28 juin 2026

Clémentine Autain, 25 juin.  » Le capitalisme basé sur les énergies fossiles nous tue. « 

Une fois encore, ils savaient et ils n’ont rien fait.

90% de la population est placée sous vigilance orange ou rouge, dans 89 départements. Un record ! Les êtres humains sont en souffrance, physique et psychique. Des milliers de personnes vont encore mourir de la canicule cette année. Les fortes chaleurs mettent également la végétation et la faune en danger.

Nous avançons vers le précipice alors que les solutions sont connues.

Sur le banc des accusés : un capitalisme reposant sur les énergies fossiles. Ce système économique qui fait primer la loi du profit sur nos vies est accompagné, encouragé, par des décisions politiques. C’est un choix. Nous pouvons donc en faire un autre.

Les irresponsables qui nous gouvernent font mine d’être pris de court devant la canicule.  Comment ne pas avoir la rage ? Le constat scientifique est sur la table depuis les années 1960. Le fameux rapport Meadows pointait dès 1972 les conséquences d’un modèle fondé sur la croissance illimitée dans un monde aux ressources finies. Le premier rapport du GIEC, c’est 1990. Nous étions prévenus.

Pendant ce temps, l’inaction climatique s’est tranquillement installée au sommet de l’État. Pire, les reculs sont même de saison sous Macron. Le budget du « fonds vert », crée en 2023 pour financer les projets des collectivités locales destinés à accélérer la transition écologique et nos capacités à faire face aux épisodes caniculaires, a été divisé par… 3 ! Et pendant ce temps l’IA, dont l’empreinte carbone est catastrophique, devient l’horizon enviable des dirigeants. On marche sur la tête.

Ce ne sont pas les discours climato-sceptiques voire négationnistes qui ont pris le dessus. Ce sont les intérêts de multinationales. Total publiait en 1971 un article sur les conséquences préoccupantes de la combustion d’énergie fossile pour l’atmosphère. Ces conclusions ont été méthodiquement enterrées. Une étude de 2017 a montré que le groupe pétrolier américain ExxonMobil savait depuis les années 1980 que le changement climatique était réel et causé par des activités humaines. Mais là encore, ces informations ont été enterrées au profit d’une propagande visant à protéger les profits des groupes pétroliers. Et n’oublions pas les banques commerciales qui ont prêté main forte à cette expansion des énergies fossiles.

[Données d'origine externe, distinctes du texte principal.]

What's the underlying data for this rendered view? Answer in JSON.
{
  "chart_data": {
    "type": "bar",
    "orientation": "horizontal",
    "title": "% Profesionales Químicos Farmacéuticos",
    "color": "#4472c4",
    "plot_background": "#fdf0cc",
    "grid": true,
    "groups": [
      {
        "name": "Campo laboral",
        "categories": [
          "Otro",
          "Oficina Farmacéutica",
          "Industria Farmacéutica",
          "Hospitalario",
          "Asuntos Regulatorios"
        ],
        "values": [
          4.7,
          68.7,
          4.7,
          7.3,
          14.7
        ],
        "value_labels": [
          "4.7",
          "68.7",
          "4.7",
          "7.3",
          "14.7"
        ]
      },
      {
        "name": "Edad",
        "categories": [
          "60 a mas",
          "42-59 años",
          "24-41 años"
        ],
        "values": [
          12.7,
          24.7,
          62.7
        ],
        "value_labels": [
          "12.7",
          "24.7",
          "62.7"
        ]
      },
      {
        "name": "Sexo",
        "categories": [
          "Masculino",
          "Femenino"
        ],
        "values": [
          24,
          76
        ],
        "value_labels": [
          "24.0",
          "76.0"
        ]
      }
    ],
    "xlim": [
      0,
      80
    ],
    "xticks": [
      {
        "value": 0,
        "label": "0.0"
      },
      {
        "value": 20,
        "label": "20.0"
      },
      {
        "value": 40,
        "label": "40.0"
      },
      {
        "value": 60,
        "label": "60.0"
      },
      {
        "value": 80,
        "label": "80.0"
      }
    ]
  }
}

Si les gouvernements successifs se couchent devant les lobbys économiques, c’est que leur idéologie correspond à leurs intérêts. En dehors de la croissance et de la compétitivité, point de salut pour ces assassins de l’écosystème.

Et maintenant, devant le déjà-là de la catastrophe, c’est encore aux gestes individuels que le pouvoir renvoie. Il faut entendre la Ministre de la Santé nous raconter en direct sur BFM : « la canicule, ça concerne chacune et chacun d’entre nous » (sans rire). Et de nous recommander de boire de l’eau, d’éviter de faire du sport ou de tempérer nos logements. La réponse ultime ? Un numéro vert ! Consternant.

Je le dis avec force : seul un changement structurel de notre organisation sociale et économique peut nous protéger.

Cela suppose de combattre les logiques capitalistes et productivistes par des politiques publiques fortes. La fiscalité et la règlementation sont des leviers. Un ensemble de mesures concrètes doivent, dans le même temps, être mises en œuvre avec volontarisme : investir massivement dans la rénovation thermique, transformer notre système agricole, prioriser les usages de l’eau, développer les transports collectifs dans les zones urbaines et rendre accessibles les voitures électriques dans les territoires ruraux et périurbains, maitriser le développement de l’IA…

Le préalable, c’est de cesser de considérer que « There is no alternative » au capitalisme prédateur et destructeur, à la soumission du pouvoir politique aux intérêts de quelques multinationales. C’est même là que commence la démocratie.

Face au dérèglement climatique, sécuriser nos vies suppose de renouer avec l’esprit public et de partager les richesses comme les ressources. C’est dit. Maintenant il faut le faire.